Methods Utilizing data from the UK (United Kingdom) Biobank, we analyzed an unrelated set of 292 ALS cases and 408,831 controls of European descent. Two polygenic risk scores (PRS) are constructed: “GWAS Hits PRS” and “PRS-CS,” reflecting oligogenic and polygenic ALS risk profiles, respectively. Time-restricted phenome-wide association studies (PheWAS) were performed to identify pre-existing conditions increasing ALS risk, integrated into phenotypic risk scores (PheRS). A poly-exposure score (“PXS”) captures the influence of environmental exposures measured through survey questionnaires. We evaluate the performance of these scores for predicting ALS incidence and stratifying risk, adjusting for baseline demographic covariates.

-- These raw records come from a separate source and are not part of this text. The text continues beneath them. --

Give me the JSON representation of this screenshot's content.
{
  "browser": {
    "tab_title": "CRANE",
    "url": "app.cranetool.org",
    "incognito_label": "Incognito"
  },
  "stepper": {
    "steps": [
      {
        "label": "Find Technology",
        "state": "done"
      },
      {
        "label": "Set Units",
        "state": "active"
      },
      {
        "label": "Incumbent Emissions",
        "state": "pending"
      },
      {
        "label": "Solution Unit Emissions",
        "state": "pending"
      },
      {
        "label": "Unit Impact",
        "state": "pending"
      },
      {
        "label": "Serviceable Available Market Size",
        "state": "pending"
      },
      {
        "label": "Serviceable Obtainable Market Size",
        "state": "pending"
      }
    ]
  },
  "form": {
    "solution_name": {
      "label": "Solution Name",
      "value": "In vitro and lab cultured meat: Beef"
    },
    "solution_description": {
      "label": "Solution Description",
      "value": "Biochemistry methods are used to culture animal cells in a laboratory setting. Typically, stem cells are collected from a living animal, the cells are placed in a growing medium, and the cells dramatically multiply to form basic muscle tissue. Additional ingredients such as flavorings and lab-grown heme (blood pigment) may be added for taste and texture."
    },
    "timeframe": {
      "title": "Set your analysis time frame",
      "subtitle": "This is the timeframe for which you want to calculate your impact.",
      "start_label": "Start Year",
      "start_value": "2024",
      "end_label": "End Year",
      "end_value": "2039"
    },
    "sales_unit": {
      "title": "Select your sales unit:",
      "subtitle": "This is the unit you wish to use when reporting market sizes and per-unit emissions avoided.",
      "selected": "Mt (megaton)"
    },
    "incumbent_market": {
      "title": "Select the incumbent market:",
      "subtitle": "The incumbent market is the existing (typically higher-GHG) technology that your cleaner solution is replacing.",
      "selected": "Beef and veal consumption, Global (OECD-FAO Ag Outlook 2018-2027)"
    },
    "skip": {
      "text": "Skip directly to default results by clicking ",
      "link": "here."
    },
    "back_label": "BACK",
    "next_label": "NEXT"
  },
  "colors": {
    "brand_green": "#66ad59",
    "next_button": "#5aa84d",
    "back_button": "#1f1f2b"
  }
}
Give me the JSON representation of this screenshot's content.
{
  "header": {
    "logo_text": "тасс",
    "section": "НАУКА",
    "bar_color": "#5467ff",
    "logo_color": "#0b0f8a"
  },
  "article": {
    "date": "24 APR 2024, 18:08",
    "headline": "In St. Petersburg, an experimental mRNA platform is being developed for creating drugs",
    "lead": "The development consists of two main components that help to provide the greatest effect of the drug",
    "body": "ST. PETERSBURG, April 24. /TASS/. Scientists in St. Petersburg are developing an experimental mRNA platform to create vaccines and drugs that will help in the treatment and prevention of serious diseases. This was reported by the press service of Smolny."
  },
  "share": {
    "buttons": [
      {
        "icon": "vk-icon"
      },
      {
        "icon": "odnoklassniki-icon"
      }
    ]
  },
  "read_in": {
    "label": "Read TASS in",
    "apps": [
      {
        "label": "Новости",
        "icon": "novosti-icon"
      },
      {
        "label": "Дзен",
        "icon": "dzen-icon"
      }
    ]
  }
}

Results Both PRSs modestly predicted ALS diagnosis but with increased predictive power when combined (covariate-adjusted receiver operating characteristic [AAUC]=0.584 [0.525, 0.639]). PheRS incorporated diagnoses 1 year before ALS onset (PheRS1) modestly discriminated cases from controls (AAUC=0.515 [0.472, 0.564]). The “PXS” did not significantly predict ALS. However, a model incorporating PRSs and PheRS1 improved the prediction of ALS (AAUC=0.604 [0.547, 0.667]), outperforming a model combining all risk scores. This combined risk score identified the top 10% of risk score distribution with a fourfold higher ALS risk (95% CI [2.04, 7.73]) versus those in the 40%–60% range.
Discussion By leveraging UK Biobank data, our study uncovers pre-disposing ALS factors, highlighting the improved effectiveness of multi-factorial prediction models to identify individuals at highest risk for ALS.